A number of perquisites and BIKs which are exempt from tax include small benefits (up to €250 p.a.), car parking, certain canteen facilities, on business premises accommodation, travel passes, employer owned/operated creche facilities and equipment (mobile phones, computers, broadband connections) where homes use is incidental to business use. In addition to these exemptions, you should consider whether any exemptions or reliefs are available against normal pay e.g. statutory redundancy payments and the seafarers allowance but remember that the foreign earnings deduction was abolished from 31 December 2003.

Termination Payments Section 123 deals with non-contractual payments made in connection with the termination of the holding of an office or employment or for any changes in its functions or emoluments, which would not otherwise be chargeable to tax.

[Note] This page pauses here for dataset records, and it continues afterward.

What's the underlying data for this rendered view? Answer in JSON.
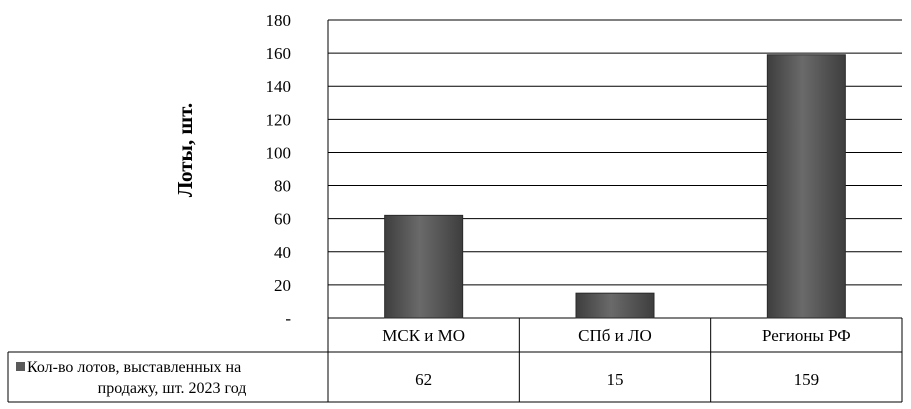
{
  "chart_data": {
    "type": "bar",
    "categories": [
      "МСК и МО",
      "СПб и ЛО",
      "Регионы РФ"
    ],
    "series": [
      {
        "name": "Кол-во лотов, выставленных на продажу, шт. 2023 год",
        "values": [
          62,
          15,
          159
        ]
      }
    ],
    "ylabel": "Лоты, шт.",
    "xlabel": "",
    "title": "",
    "ylim": [
      0,
      180
    ],
    "yticks": [
      "-",
      "20",
      "40",
      "60",
      "80",
      "100",
      "120",
      "140",
      "160",
      "180"
    ],
    "grid": true,
    "data_table": true,
    "legend_lines": [
      "Кол-во лотов, выставленных на",
      "продажу, шт. 2023 год"
    ],
    "colors": {
      "bar": "#5a5a5a",
      "bar_light": "#7a7a7a",
      "bar_dark": "#3a3a3a",
      "grid": "#000000"
    }
  }
}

Understanding the distinction between amounts which are taxable under this section (non-contractual) and amounts which are taxable under the principle Schedule E charging provisions referred to previously (based on contractual obligations) is fundamentally important because the exemptions and reliefs that are set out in Section 201 and Schedule 3, TCA 1997 are only available if the income is taxable under Section 123. An uncapped exemption applies to payments for individuals whose employment has been unfortunately terminated on account of death, injury or disability whereas other payments are only tax free up to certain limits as defined.

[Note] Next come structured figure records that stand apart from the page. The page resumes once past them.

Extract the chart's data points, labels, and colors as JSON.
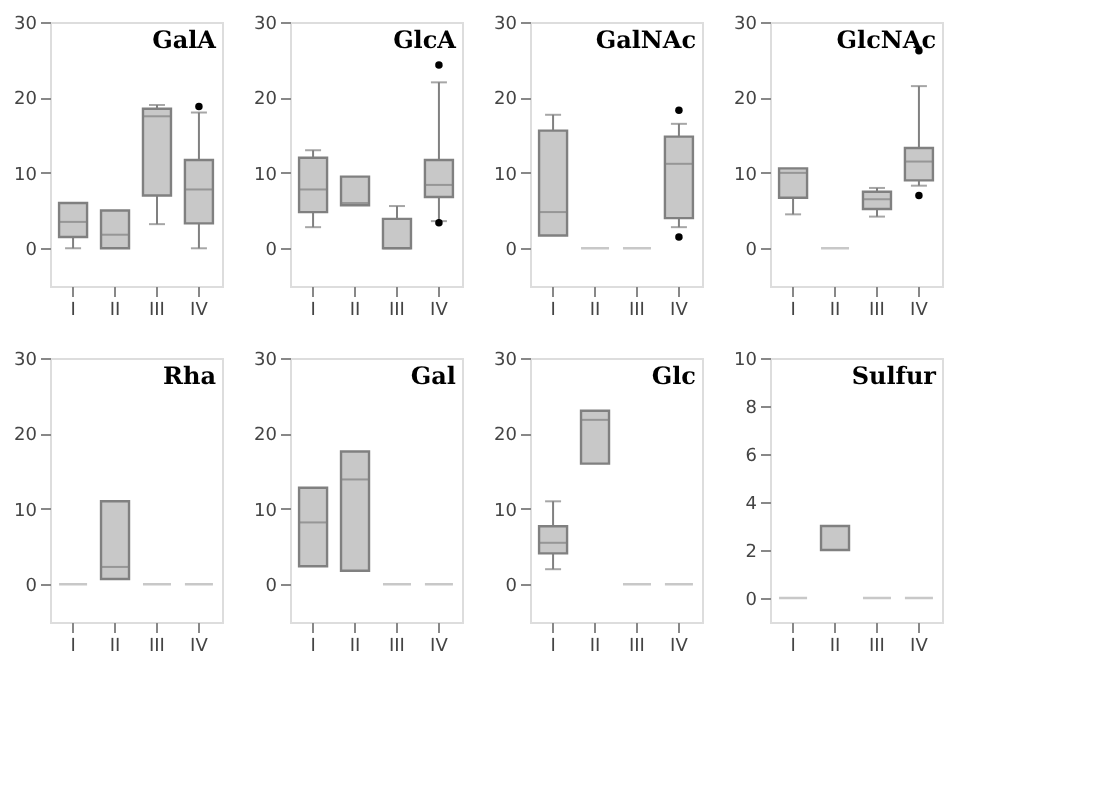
{
  "chart_data": [
    {
      "type": "box",
      "title": "GalA",
      "categories": [
        "I",
        "II",
        "III",
        "IV"
      ],
      "color": "#c8c8c8",
      "ylim": [
        -5,
        30
      ],
      "yticks": [
        0,
        10,
        20,
        30
      ],
      "grid": false,
      "boxes": [
        {
          "low": 0,
          "q1": 1.5,
          "median": 3.5,
          "q3": 6,
          "high": 6
        },
        {
          "low": 0,
          "q1": 0,
          "median": 1.8,
          "q3": 5,
          "high": 5
        },
        {
          "low": 3.2,
          "q1": 7,
          "median": 17.5,
          "q3": 18.5,
          "high": 19
        },
        {
          "low": 0,
          "q1": 3.3,
          "median": 7.8,
          "q3": 11.7,
          "high": 18,
          "outliers": [
            18.8
          ]
        }
      ]
    },
    {
      "type": "box",
      "title": "GlcA",
      "categories": [
        "I",
        "II",
        "III",
        "IV"
      ],
      "color": "#c8c8c8",
      "ylim": [
        -5,
        30
      ],
      "yticks": [
        0,
        10,
        20,
        30
      ],
      "grid": false,
      "boxes": [
        {
          "low": 2.8,
          "q1": 4.8,
          "median": 7.8,
          "q3": 12,
          "high": 13
        },
        {
          "low": 5.7,
          "q1": 5.7,
          "median": 6,
          "q3": 9.5,
          "high": 9.5
        },
        {
          "low": 0,
          "q1": 0,
          "median": 0,
          "q3": 3.9,
          "high": 5.6
        },
        {
          "low": 3.6,
          "q1": 6.8,
          "median": 8.4,
          "q3": 11.7,
          "high": 22,
          "outliers": [
            3.4,
            24.3
          ]
        }
      ]
    },
    {
      "type": "box",
      "title": "GalNAc",
      "categories": [
        "I",
        "II",
        "III",
        "IV"
      ],
      "color": "#c8c8c8",
      "ylim": [
        -5,
        30
      ],
      "yticks": [
        0,
        10,
        20,
        30
      ],
      "grid": false,
      "boxes": [
        {
          "low": 1.7,
          "q1": 1.7,
          "median": 4.8,
          "q3": 15.6,
          "high": 17.7
        },
        {
          "low": 0,
          "q1": 0,
          "median": 0,
          "q3": 0,
          "high": 0
        },
        {
          "low": 0,
          "q1": 0,
          "median": 0,
          "q3": 0,
          "high": 0
        },
        {
          "low": 2.8,
          "q1": 4,
          "median": 11.2,
          "q3": 14.8,
          "high": 16.5,
          "outliers": [
            1.5,
            18.3
          ]
        }
      ]
    },
    {
      "type": "box",
      "title": "GlcNAc",
      "categories": [
        "I",
        "II",
        "III",
        "IV"
      ],
      "color": "#c8c8c8",
      "ylim": [
        -5,
        30
      ],
      "yticks": [
        0,
        10,
        20,
        30
      ],
      "grid": false,
      "boxes": [
        {
          "low": 4.5,
          "q1": 6.7,
          "median": 10,
          "q3": 10.6,
          "high": 10.6
        },
        {
          "low": 0,
          "q1": 0,
          "median": 0,
          "q3": 0,
          "high": 0
        },
        {
          "low": 4.2,
          "q1": 5.2,
          "median": 6.5,
          "q3": 7.5,
          "high": 8
        },
        {
          "low": 8.3,
          "q1": 9,
          "median": 11.5,
          "q3": 13.3,
          "high": 21.5,
          "outliers": [
            7,
            26.2
          ]
        }
      ]
    },
    {
      "type": "box",
      "title": "Rha",
      "categories": [
        "I",
        "II",
        "III",
        "IV"
      ],
      "color": "#c8c8c8",
      "ylim": [
        -5,
        30
      ],
      "yticks": [
        0,
        10,
        20,
        30
      ],
      "grid": false,
      "boxes": [
        {
          "low": 0,
          "q1": 0,
          "median": 0,
          "q3": 0,
          "high": 0
        },
        {
          "low": 0.7,
          "q1": 0.7,
          "median": 2.3,
          "q3": 11,
          "high": 11
        },
        {
          "low": 0,
          "q1": 0,
          "median": 0,
          "q3": 0,
          "high": 0
        },
        {
          "low": 0,
          "q1": 0,
          "median": 0,
          "q3": 0,
          "high": 0
        }
      ]
    },
    {
      "type": "box",
      "title": "Gal",
      "categories": [
        "I",
        "II",
        "III",
        "IV"
      ],
      "color": "#c8c8c8",
      "ylim": [
        -5,
        30
      ],
      "yticks": [
        0,
        10,
        20,
        30
      ],
      "grid": false,
      "boxes": [
        {
          "low": 2.4,
          "q1": 2.4,
          "median": 8.2,
          "q3": 12.8,
          "high": 12.8
        },
        {
          "low": 1.8,
          "q1": 1.8,
          "median": 13.9,
          "q3": 17.6,
          "high": 17.6
        },
        {
          "low": 0,
          "q1": 0,
          "median": 0,
          "q3": 0,
          "high": 0
        },
        {
          "low": 0,
          "q1": 0,
          "median": 0,
          "q3": 0,
          "high": 0
        }
      ]
    },
    {
      "type": "box",
      "title": "Glc",
      "categories": [
        "I",
        "II",
        "III",
        "IV"
      ],
      "color": "#c8c8c8",
      "ylim": [
        -5,
        30
      ],
      "yticks": [
        0,
        10,
        20,
        30
      ],
      "grid": false,
      "boxes": [
        {
          "low": 2,
          "q1": 4.1,
          "median": 5.5,
          "q3": 7.7,
          "high": 11
        },
        {
          "low": 16,
          "q1": 16,
          "median": 21.8,
          "q3": 23,
          "high": 23
        },
        {
          "low": 0,
          "q1": 0,
          "median": 0,
          "q3": 0,
          "high": 0
        },
        {
          "low": 0,
          "q1": 0,
          "median": 0,
          "q3": 0,
          "high": 0
        }
      ]
    },
    {
      "type": "box",
      "title": "Sulfur",
      "categories": [
        "I",
        "II",
        "III",
        "IV"
      ],
      "color": "#c8c8c8",
      "ylim": [
        -1,
        10
      ],
      "yticks": [
        0,
        2,
        4,
        6,
        8,
        10
      ],
      "grid": false,
      "boxes": [
        {
          "low": 0,
          "q1": 0,
          "median": 0,
          "q3": 0,
          "high": 0
        },
        {
          "low": 2,
          "q1": 2,
          "median": 3,
          "q3": 3,
          "high": 3
        },
        {
          "low": 0,
          "q1": 0,
          "median": 0,
          "q3": 0,
          "high": 0
        },
        {
          "low": 0,
          "q1": 0,
          "median": 0,
          "q3": 0,
          "high": 0
        }
      ]
    }
  ]
}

Share Options Under Section 128, an employee will also be taxable under Schedule E on any gains realised from exercising a right to acquire assets (usually shares) at a less than full market value price. Important issues which are often forgotten include the following:-

- Income tax may be payable at the time the option is granted if the option period exceeds 7 years. - The employee is personally responsible to pay the income tax not later than 30 days after the date on which the right is exercised. - Certain individuals may well be carrying forward gains, which they were allowed to defer under previous legislation, but which will be crystallised after 7 years or, if earlier, when the shares are sold. - The income tax computation will need to be revisited if circumstances change and an employee is allowed to sell the shares before the end of clog period specified in any original Revenue approved abatement claim. - While there may well be an opportunity to improve overall tax efficiency under a variety of Revenue approved schemes (e.g. profit sharing schemes, share option scheme, SAYE schemes) it is fair to say that their general take-up have been quite slow within privately held companies (although quite popular within plcs and public sector companies), for the following reasons:- - Generally more costly to establish and to administer. - Employers will not obtain Revenue approval if they only wish to extend share ownership to the most senior personnel., - There is a requirement that the share price must be struck at an amount which is at or near the market value of the shares at the date of the right is granted, which may act as a disincentive to certain participants who in privately owned companies do not foresee any obvious market for their shares

Conclusion

As you will see from the above brief remarks, the taxation of Schedule E remuneration is deceptively complex and generally not greatly understood by employers or wage earners alike. There is therefore ample opportunity for the well versed accountant to impress a client by improving his net income or at the very least ensuring that he only pays the correct amount of tax due.